The UHS Henderson Hospital project utilized an integrated lean project delivery (ILPD) method which strives to elimimate waste in construction. Likewise, the project features an IFOA (integrated form of agreement) contract to bind together ten different companies, including Universal Health Services, Southland Industries, Turner Construction, SR Construction, Berg Electric, Buehler & Buehler, Amfab Steel, Excel Engineering, Anning-Johnson, and HMC Architects. With an IFOA, all 10 companies have a shared interest in striving to achieve the same goals.

The IFOA contract ties together these 10 companies to share in the risk or reward of the project. The team is incentivized to increase quality while decreasing cost. The incentive is the 50 percent enhanced profit. If the total project cost is less than the agreed contract value, the savings go back to the signing partners, up to 50 percent of the agreed profit. For example, if the entire profit pool for the project is $5,000,000 the team can earn up to an additional $2,500,000 of profit split amongst the team. Any savings beyond that will go straight back to the owner for additional upgrades that may not be in the current contractual value, this is called Project Target Cost Estimate (PTCE). In order for the team to receive the enhanced profit, the goals set in  the contract must be met. These goals are defined as:

  1. Energy Star Rating of 90 or higher for the first 12 months of operation (8% of the enhanced profit pool)
  2. Hospital Consumer Assessment of Healthcare Providers and Systems (HCAHPS) scores during the first 12 months show an average Cleanliness of the Hospital Environment at a rating of 82 or higher, or 15% above the national average, (8% of the enhanced profit pool)
  3. HCAHPS scores during the first 12 months show an average Quietness of Hospital Environment at a rating of 67 or higher, or 15% above the national average, (8% of the enhanced profit pool)
  4. Hospital Acquired Infections (HAIs) during the first 12 months rate an average of:
    1. 45 or less per 1,000 APD or MRSA infections (or 10 % below the national average)
    2. 81 or less per 1,000 APD or Clostridium Difficile (or 10 % under the CDC NHSN SIR)
    3. 45 or less per 1,000 APD for Multiple Drug Resistant Organisms (or 10% below the national average)
    4. HAI’s will be measured utilizing Standardized Infection Rations (SIR’s) and rates for MDROs. (8% of the enhanced profit pool)
  5. Hospital capital costs related to design or construction modifications or omissions are zero after 12 months. Any modifications or omission discovered may be paid out of this portion of the incentive up to the 8%. (8% of the enhanced profit pool)
  6. Patient falls during the first 12 months are an average of 2.15 or less, 10% lower than the UHS Benchmark of 2.39/1,000 APD. (8% of the enhanced profit pool)
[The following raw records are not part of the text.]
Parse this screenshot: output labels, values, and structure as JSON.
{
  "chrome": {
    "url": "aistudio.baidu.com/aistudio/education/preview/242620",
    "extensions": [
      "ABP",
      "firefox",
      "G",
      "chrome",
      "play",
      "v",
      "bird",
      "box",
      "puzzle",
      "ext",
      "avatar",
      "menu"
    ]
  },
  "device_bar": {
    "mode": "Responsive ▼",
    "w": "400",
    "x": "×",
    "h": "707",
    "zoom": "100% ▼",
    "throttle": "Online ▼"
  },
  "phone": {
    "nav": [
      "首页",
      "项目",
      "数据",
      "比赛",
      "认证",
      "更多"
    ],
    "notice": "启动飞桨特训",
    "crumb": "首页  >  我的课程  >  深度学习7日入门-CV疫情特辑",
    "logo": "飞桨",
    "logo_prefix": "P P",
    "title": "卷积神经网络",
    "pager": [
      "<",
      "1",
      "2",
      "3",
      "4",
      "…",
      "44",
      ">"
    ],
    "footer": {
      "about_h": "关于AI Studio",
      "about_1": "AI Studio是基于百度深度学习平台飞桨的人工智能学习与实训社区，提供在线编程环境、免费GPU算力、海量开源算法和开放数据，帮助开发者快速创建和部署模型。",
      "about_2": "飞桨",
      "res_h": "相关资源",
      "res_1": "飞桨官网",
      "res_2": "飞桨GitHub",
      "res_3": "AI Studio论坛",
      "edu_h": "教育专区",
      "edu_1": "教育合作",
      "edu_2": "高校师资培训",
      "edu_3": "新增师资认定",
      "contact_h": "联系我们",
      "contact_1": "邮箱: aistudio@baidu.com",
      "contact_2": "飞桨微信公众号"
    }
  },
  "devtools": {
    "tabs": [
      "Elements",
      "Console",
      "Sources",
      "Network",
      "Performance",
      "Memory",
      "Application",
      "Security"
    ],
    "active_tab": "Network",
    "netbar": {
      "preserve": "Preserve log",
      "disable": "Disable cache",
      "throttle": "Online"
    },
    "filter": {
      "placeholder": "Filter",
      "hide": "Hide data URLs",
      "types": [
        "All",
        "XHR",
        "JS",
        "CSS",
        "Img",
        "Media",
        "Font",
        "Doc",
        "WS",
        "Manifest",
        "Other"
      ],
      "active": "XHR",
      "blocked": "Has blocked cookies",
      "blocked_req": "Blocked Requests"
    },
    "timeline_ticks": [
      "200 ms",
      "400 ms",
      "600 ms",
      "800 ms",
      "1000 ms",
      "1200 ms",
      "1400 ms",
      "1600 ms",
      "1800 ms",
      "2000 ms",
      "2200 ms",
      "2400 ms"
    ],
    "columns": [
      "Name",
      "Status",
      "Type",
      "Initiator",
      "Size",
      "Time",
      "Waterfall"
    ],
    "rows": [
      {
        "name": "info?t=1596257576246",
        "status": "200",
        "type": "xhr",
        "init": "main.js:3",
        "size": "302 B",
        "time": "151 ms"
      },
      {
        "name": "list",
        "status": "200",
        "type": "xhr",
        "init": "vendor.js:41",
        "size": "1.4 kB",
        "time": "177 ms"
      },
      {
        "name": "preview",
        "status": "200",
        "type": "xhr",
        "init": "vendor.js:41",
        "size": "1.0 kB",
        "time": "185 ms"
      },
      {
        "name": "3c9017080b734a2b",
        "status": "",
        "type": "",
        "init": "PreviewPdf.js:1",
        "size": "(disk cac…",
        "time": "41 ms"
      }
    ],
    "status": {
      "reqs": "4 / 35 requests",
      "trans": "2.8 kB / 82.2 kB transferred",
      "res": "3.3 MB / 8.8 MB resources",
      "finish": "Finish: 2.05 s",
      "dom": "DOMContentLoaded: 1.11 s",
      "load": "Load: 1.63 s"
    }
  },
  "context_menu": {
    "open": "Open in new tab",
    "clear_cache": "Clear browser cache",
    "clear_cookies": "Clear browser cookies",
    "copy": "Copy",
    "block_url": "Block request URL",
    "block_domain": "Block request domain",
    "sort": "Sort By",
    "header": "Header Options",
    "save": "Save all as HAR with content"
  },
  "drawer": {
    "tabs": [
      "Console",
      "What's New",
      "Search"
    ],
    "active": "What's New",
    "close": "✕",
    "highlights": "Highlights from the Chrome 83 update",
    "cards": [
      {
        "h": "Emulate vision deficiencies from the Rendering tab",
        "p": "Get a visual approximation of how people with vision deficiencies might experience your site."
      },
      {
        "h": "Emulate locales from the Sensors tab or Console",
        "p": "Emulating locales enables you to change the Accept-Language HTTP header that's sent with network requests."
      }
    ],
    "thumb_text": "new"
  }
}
The team was challenged to build a hospital with all of the requests from UHS and Valley Health System – a local operational branch of UHS in the Las Vegas Valley, that were incorporated for $170 million. This was no small task. The initial estimates of the hospital were well over the PTCE. Through heavy cooperation, collaboration, and innovation, the team was able work the estimate in order to achieve that PTCE. The team members work frivolously to find savings in just about any category, ranging from material and equipment buyouts to restructuring workflows in order to achieve maximum productivities.

The IFOA drives innovation, collaboration, and cooperation from all parties tied to it. Team members no longer focus on their own bottom line. With the profit pool of these ten companies tied together, it encourages team members to challenge each other on a continual basis to reduce risk and increase productivity. It is a never-ending exchange of trade-offs where somebody may take a $100,000 hit in order for another to achieve a $250,000 savings. Overall, it creates a safe environment where team members can present their risks or opportunities without the fear of reprisal.